For the network infrastructure itself, Becker cites a growing need for multi-protocol routing. “There’s a growing need for a centralized network that can control and isolate data from field instrumentation, traffic from mobile workers with wireless devices, and engineering traffic from mobile personal computers,” he explains. “The critical need is to sequester each type of communication. Engineering needs high-bandwidth access and firewalling to engineering servers for documentation and drawings. Sensor traffic has to connect with the DCS at a much lower bandwidth, but no less security. You need to make sure that data enters and exits the system at the proper layers and with the proper safeguards.”

We are likely to see more and more multi-function, multi-network backbones and devices as wireless sensors and instrumentation progresses. There might be more single-minded solutions if, first, existing industrial sites simply packed up their old stuff and bought all new; and, second, all the radio standards melted down into one single gold standard. But, neither one of those things is likely to happen. Even the new standards are resisting amalgamation. The proposed inclusion of WirelessHart in the ISA100 family of standards (ISA100.12) has withdrawn into disquieting silence, suggesting that the disparate underlying technologies are, well, disparate.

But the forces for diversity are extremely strong. Industrial equipment runs for decades. Newer and better models of anything used in production, with the exception of their electronics, remain significant capital expenses. While “capital expense” is a particularly bad word in a bad economy, it is never undertaken lightly, even in boom times. The result at most facilities is a mind-numbing assemblage of disparate generations of equipment and control tactics.

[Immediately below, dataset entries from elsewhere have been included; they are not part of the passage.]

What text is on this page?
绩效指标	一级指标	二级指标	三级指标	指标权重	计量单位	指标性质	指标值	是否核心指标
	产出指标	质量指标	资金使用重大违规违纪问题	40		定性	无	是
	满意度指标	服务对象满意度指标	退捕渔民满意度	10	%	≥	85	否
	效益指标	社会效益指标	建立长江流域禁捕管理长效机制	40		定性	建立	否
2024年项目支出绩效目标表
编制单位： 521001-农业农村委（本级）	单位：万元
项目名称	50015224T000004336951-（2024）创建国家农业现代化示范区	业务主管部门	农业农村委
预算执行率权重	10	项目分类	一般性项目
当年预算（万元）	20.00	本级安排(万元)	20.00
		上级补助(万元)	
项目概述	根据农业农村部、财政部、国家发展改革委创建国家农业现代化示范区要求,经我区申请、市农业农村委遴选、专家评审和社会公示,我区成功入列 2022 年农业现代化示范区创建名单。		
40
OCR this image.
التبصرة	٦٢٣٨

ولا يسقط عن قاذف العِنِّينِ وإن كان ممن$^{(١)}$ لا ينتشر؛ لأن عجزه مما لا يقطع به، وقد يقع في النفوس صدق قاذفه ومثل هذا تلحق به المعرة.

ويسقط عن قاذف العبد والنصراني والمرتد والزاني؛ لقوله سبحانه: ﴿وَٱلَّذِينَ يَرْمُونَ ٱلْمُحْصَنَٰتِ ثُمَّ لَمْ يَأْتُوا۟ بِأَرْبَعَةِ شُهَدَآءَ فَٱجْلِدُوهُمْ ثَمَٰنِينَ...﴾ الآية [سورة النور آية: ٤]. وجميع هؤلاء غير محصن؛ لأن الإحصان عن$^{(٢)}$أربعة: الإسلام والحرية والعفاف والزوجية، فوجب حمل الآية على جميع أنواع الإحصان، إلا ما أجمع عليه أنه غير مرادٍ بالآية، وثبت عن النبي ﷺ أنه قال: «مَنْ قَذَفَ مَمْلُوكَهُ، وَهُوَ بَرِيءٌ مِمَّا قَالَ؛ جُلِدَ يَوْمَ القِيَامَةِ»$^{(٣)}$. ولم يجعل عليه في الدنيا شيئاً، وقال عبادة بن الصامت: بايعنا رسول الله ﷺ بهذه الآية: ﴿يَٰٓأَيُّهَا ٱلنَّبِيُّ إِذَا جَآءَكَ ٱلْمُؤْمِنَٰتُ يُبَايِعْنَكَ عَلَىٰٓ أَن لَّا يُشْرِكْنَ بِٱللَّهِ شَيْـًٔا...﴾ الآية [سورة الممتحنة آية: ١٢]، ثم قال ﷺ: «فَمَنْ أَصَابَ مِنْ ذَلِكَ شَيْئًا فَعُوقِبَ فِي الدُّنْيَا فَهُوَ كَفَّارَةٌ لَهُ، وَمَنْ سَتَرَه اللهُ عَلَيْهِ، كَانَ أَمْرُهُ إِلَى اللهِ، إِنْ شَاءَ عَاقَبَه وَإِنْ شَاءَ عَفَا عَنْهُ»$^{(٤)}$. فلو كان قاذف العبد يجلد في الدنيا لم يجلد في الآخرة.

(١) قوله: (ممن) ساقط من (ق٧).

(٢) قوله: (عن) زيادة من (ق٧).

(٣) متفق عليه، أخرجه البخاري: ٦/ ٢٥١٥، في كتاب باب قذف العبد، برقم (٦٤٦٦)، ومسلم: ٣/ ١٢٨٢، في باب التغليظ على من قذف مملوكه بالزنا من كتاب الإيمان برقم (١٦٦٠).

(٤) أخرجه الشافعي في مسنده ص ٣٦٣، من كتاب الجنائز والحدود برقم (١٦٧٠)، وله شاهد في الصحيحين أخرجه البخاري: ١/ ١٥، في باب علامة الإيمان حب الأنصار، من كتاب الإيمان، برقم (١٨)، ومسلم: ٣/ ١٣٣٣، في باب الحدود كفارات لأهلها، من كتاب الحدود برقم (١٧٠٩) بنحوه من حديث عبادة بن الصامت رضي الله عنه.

Then, too, no matter how much age they have on them, control structures, network protocols and device standards generally boast one or more specific strong points. Their installations tend to emphasize those strong points and work around the weak points. Understandably, engineers are slow to replace either the successes or the work-arounds when it means reining in a completely different set of strong and not-so-strong elements.

There is at least a partial answer. When everybody wants something different, configured in some different way, the answer is proliferation of options. Long before wireless was added to the mix, instrumentation/sensor purchase specification was already an exercise in configuration—sensor types and ranges, isolating diaphragm materials, mounting profiles, housing types, flange geometry…and this barely scratches the surface.

When it comes to the radio, the same modular approach applies. Here, because so many variables fall out of a given technology choice, you have to add a user interface and incredibly flexible, software-controlled electronics. Want WirelessHart? Plug the WirelessHart module into the main board. All the hooks into and out of the sensor voltages, all the data rates and bursts, all the protocol layers specified under WirelessHart come into play. Want ISA100? Plug in the ISA100 module. Want both? Well, maybe not.

The next few months will see continued introduction of a growing stream of new wireless sensor and instrumentation devices. It remains to be seen where the emphasis flows, since economic recovery will be a critical contributing factor. Will it be primarily maintenance-driven replacement across open ground, where trenched wiring is deteriorating? Primarily new installations in developing areas? New devices in response to new ideas? Whatever the final tally, 2010 should be one of the most exciting years in industrial wireless.